Mogadouro

Tribunal mantém valor patrimonial tributário da barragem de Bemposta

Publicado por Francisco Pinto em Qui, 01/15/2026 - 10:23

O Tribunal Administrativo e Fiscal (TAF) de Mirandela manteve o Valor Patrimonial Tributário(VPT) de quase 179 milhões de euros da barragem de Bemposta, em Mogadouro, segundo uma decisão judicial a que o Mensageiro teve acesso.

Segundo a sentença datada de 12 de janeiro, o TAF de Mirandela julgou improcedente a impugnação judicial deduzida pela Movhera contra a avaliação da Autoridade Tributária que atribuiu aquele valor à barragem.

Em outubro de 2024, a Movhera foi notificada do resultado da avaliação ao Aproveitamento Hidroelétrico (AH) de Bemposta para efeitos de Imposto Municipal sobre Imóveis (IMI), tendo sido apurado um Valor Patrimonial Tributário (VPT) de 178.940.820 euros.

Não tendo concordado com o teor da avaliação promovida pelo Serviço de Finanças de Mogadouro, a empresa requereu uma segunda avaliação que foi realizada em novembro de 2024 e que manteve aquele valor.

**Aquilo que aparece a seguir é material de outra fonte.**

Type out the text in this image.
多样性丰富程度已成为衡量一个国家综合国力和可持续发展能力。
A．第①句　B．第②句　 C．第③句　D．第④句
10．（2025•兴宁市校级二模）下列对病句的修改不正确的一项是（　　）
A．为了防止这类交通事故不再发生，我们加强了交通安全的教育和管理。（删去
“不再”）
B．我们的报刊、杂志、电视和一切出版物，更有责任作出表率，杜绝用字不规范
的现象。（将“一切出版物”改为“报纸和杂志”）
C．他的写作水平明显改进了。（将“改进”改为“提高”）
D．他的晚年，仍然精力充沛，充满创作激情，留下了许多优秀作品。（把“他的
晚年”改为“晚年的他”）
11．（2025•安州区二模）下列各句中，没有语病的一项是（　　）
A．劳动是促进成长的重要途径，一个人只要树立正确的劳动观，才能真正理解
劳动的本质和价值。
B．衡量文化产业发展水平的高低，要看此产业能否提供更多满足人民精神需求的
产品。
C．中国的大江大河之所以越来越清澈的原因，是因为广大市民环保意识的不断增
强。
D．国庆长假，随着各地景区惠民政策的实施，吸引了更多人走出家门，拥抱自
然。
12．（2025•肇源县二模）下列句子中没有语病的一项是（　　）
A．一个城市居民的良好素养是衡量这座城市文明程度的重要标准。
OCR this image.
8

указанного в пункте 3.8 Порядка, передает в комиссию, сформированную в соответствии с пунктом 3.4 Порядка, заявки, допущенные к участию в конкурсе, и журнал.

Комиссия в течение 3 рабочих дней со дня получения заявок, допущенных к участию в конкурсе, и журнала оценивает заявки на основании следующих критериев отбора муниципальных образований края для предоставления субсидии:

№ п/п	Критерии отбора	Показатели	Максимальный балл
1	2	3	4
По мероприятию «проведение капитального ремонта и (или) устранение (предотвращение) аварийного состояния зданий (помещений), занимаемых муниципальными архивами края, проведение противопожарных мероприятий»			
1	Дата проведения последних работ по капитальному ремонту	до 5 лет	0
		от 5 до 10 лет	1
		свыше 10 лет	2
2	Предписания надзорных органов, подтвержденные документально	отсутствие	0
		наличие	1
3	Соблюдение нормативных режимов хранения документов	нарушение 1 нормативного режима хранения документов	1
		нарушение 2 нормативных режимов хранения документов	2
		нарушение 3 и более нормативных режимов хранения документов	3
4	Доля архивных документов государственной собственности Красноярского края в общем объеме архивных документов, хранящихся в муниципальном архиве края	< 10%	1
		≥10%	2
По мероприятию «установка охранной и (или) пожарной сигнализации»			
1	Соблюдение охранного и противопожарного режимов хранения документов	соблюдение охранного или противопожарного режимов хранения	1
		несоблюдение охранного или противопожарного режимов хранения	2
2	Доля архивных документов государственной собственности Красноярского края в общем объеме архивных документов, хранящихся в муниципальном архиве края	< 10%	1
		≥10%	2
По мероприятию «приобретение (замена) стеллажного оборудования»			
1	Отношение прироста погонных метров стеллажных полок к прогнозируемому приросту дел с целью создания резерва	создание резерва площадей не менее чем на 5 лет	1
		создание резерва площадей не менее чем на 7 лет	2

Seguidamente, foi notificada das liquidações de IMI emitidas por referência ao AH de Bemposta e aos anos de 2020, 2021, 2022 e 2023.
A empresa impugnou esta avaliação junto do Tribunal Administrativo e Fiscal (TAF) de Mirandela, alegando que uma barragem não pode ser qualificado como um prédio para efeitos de IMI.

No entanto, o tribunal concluiu que o AH é um prédio para efeitos de fixação de VPT e consequente liquidação de IMI.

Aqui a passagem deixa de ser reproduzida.